Social injustice has long motivated artists to create work as a form of protest. In the first half of the 20th century, the tumult of World War I and the global Great Depression led many American artists to comment on the conditions of the working classes. For subject matter, artists looked to the daily life in the workplace, the status of women at work, the rise of fascism, the denial of African American civil rights and the wealth disparity caused by increased industrialization. Ben Shahn, Philip Evergood, Thomas Hart Benton and Grant Wood were among hundreds of artists employed by the Works Progress Administration, the New Deal agency that provided work for laborers of all kinds.

“This democratization of art-making combined with the prevailing economic crisis to inspire art that both depicted and criticized social and political structures,” says Phil Archer, director of public programs at the museum who curated the exhibition.

Archer says Regionalist artists like Thomas Hart Benton and Grant Wood also sought to portray the conditions of rural America and were seen popularly as advocates of a distinctly American art, free of foreign influences. Many of the artists who came to maturity in the 1920s and ’30s continued in later life to paint representationally, contrary to the period’s primary trend toward abstraction, continuing to see art as an expression of conscience and a weapon for correcting social injustice.

The exhibition includes works not regularly on view from the museum’s acclaimed collection, including Bootleggers by Benton, and visitor favorites like Spring Turning by Grant Wood.
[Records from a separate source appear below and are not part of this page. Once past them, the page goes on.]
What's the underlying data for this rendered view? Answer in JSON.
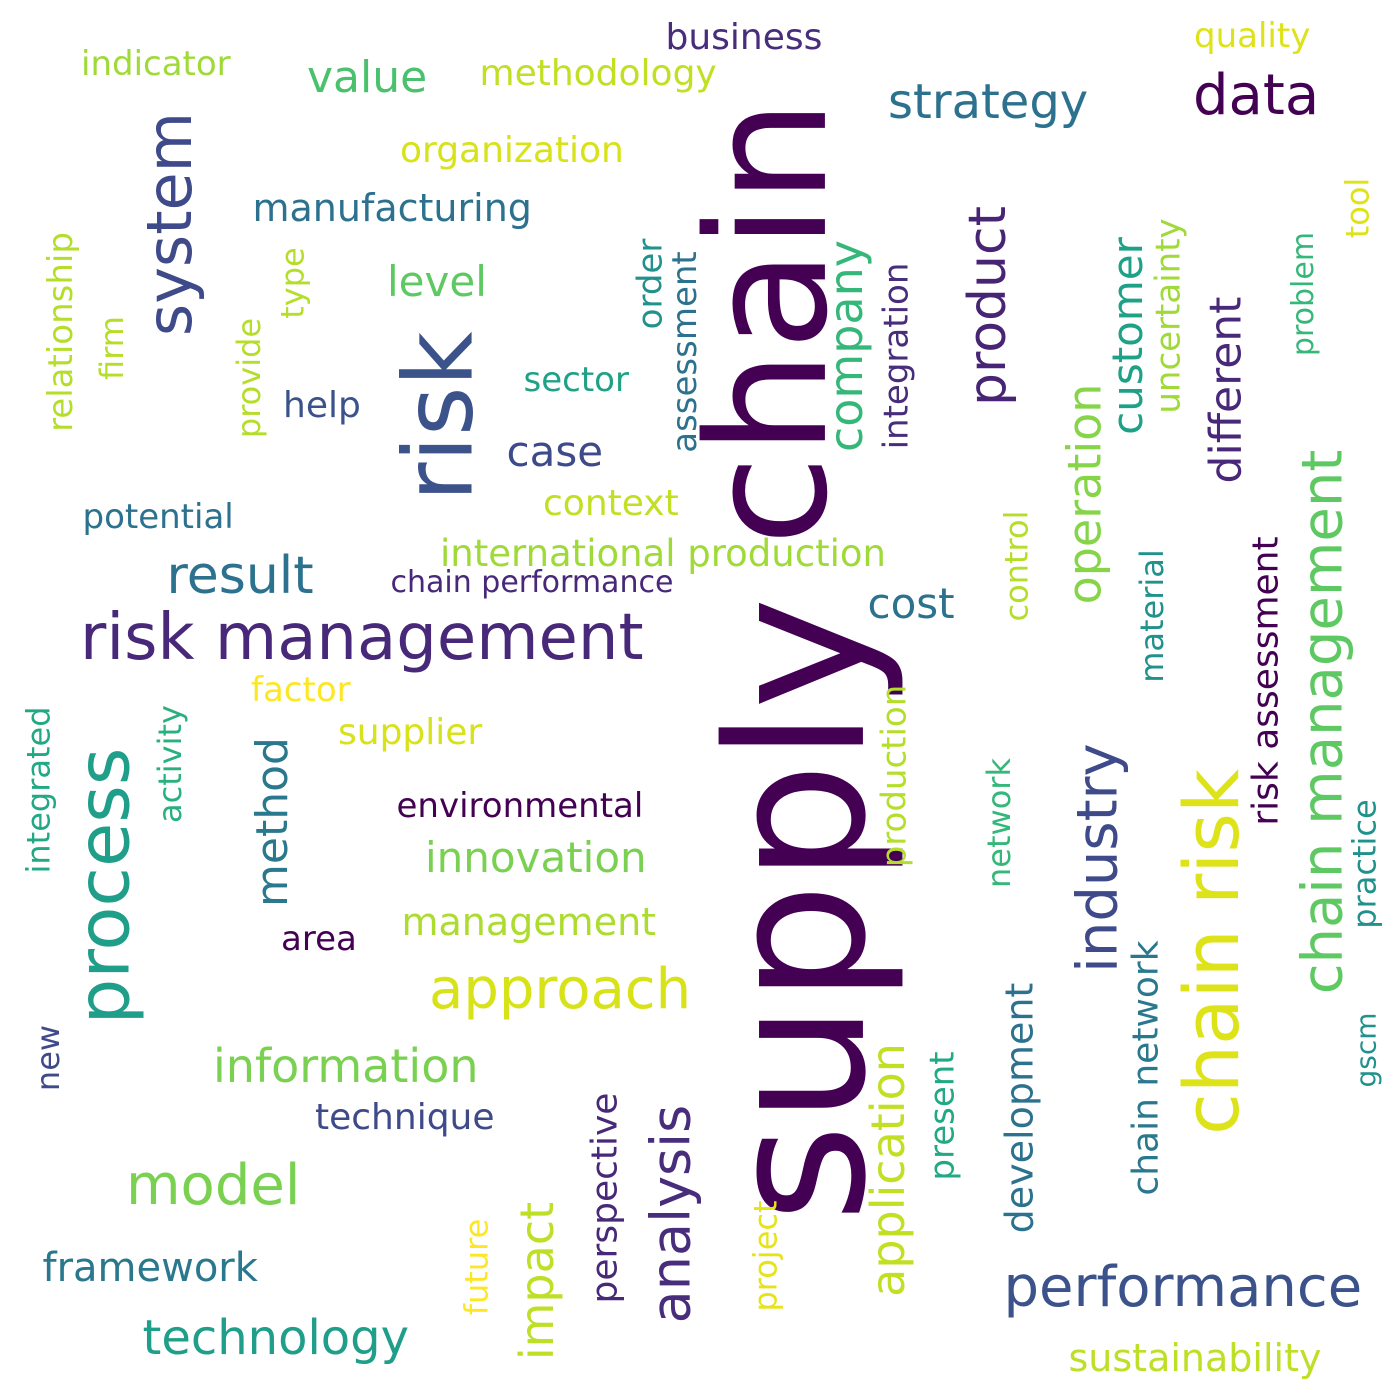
{
  "words": [
    {
      "text": "supply",
      "color": "#440154"
    },
    {
      "text": "chain",
      "color": "#440154"
    },
    {
      "text": "risk",
      "color": "#3b528b"
    },
    {
      "text": "risk management",
      "color": "#482878"
    },
    {
      "text": "process",
      "color": "#1f9e89"
    },
    {
      "text": "chain risk",
      "color": "#dde318"
    },
    {
      "text": "system",
      "color": "#3e4a89"
    },
    {
      "text": "chain management",
      "color": "#5ec962"
    },
    {
      "text": "performance",
      "color": "#3b528b"
    },
    {
      "text": "industry",
      "color": "#3e4a89"
    },
    {
      "text": "analysis",
      "color": "#472d7b"
    },
    {
      "text": "data",
      "color": "#440154"
    },
    {
      "text": "approach",
      "color": "#d8e219"
    },
    {
      "text": "model",
      "color": "#7ad151"
    },
    {
      "text": "result",
      "color": "#2c728e"
    },
    {
      "text": "product",
      "color": "#482475"
    },
    {
      "text": "strategy",
      "color": "#2c728e"
    },
    {
      "text": "company",
      "color": "#35b779"
    },
    {
      "text": "technology",
      "color": "#1f9e89"
    },
    {
      "text": "information",
      "color": "#7ad151"
    },
    {
      "text": "application",
      "color": "#c2df23"
    },
    {
      "text": "impact",
      "color": "#bddf26"
    },
    {
      "text": "operation",
      "color": "#86d549"
    },
    {
      "text": "method",
      "color": "#2a788e"
    },
    {
      "text": "different",
      "color": "#482878"
    },
    {
      "text": "value",
      "color": "#4ac16d"
    },
    {
      "text": "customer",
      "color": "#1fa187"
    },
    {
      "text": "innovation",
      "color": "#7ad151"
    },
    {
      "text": "framework",
      "color": "#2a788e"
    },
    {
      "text": "cost",
      "color": "#2c728e"
    },
    {
      "text": "level",
      "color": "#5ec962"
    },
    {
      "text": "case",
      "color": "#3e4a89"
    },
    {
      "text": "risk assessment",
      "color": "#440154"
    },
    {
      "text": "manufacturing",
      "color": "#2c728e"
    },
    {
      "text": "management",
      "color": "#addc30"
    },
    {
      "text": "international production",
      "color": "#a0da39"
    },
    {
      "text": "development",
      "color": "#2c728e"
    },
    {
      "text": "sustainability",
      "color": "#bddf26"
    },
    {
      "text": "perspective",
      "color": "#482878"
    },
    {
      "text": "chain network",
      "color": "#2a788e"
    },
    {
      "text": "technique",
      "color": "#3e4a89"
    },
    {
      "text": "supplier",
      "color": "#d8e219"
    },
    {
      "text": "business",
      "color": "#472d7b"
    },
    {
      "text": "organization",
      "color": "#d8e219"
    },
    {
      "text": "methodology",
      "color": "#c2df23"
    },
    {
      "text": "context",
      "color": "#c2df23"
    },
    {
      "text": "integration",
      "color": "#472d7b"
    },
    {
      "text": "assessment",
      "color": "#2c728e"
    },
    {
      "text": "environmental",
      "color": "#440154"
    },
    {
      "text": "relationship",
      "color": "#b5de2b"
    },
    {
      "text": "potential",
      "color": "#2c728e"
    },
    {
      "text": "uncertainty",
      "color": "#a0da39"
    },
    {
      "text": "production",
      "color": "#b5de2b"
    },
    {
      "text": "integrated",
      "color": "#22a884"
    },
    {
      "text": "practice",
      "color": "#21918c"
    },
    {
      "text": "indicator",
      "color": "#a0da39"
    },
    {
      "text": "quality",
      "color": "#dde318"
    },
    {
      "text": "present",
      "color": "#22a884"
    },
    {
      "text": "sector",
      "color": "#1fa187"
    },
    {
      "text": "chain performance",
      "color": "#482878"
    },
    {
      "text": "future",
      "color": "#fde725"
    },
    {
      "text": "project",
      "color": "#e5e419"
    },
    {
      "text": "factor",
      "color": "#fde725"
    },
    {
      "text": "provide",
      "color": "#b5de2b"
    },
    {
      "text": "activity",
      "color": "#2ab07f"
    },
    {
      "text": "network",
      "color": "#35b779"
    },
    {
      "text": "control",
      "color": "#b5de2b"
    },
    {
      "text": "material",
      "color": "#21918c"
    },
    {
      "text": "problem",
      "color": "#35b779"
    },
    {
      "text": "order",
      "color": "#21918c"
    },
    {
      "text": "help",
      "color": "#3b528b"
    },
    {
      "text": "area",
      "color": "#440154"
    },
    {
      "text": "type",
      "color": "#b5de2b"
    },
    {
      "text": "firm",
      "color": "#b5de2b"
    },
    {
      "text": "tool",
      "color": "#dde318"
    },
    {
      "text": "new",
      "color": "#3e4a89"
    },
    {
      "text": "gscm",
      "color": "#21918c"
    }
  ]
}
Reynolda House Museum of American Art is one of the nation’s premier American art museums, with masterpieces by Mary Cassatt, Frederic Church, Jacob Lawrence, Georgia O’Keeffe and Gilbert Stuart among its collection. Affiliated with Wake Forest University, Reynolda House features changing exhibitions, concerts, lectures, classes, film screenings and other events. The museum is located in Winston-Salem, in the historic 1917 estate of Katharine Smith Reynolds and her husband, Richard Joshua Reynolds, founder of the R.J. Reynolds Tobacco Company. Reynolda House and adjacent Reynolda Gardens and Reynolda Village feature a spectacular public garden, dining, shopping and walking trails.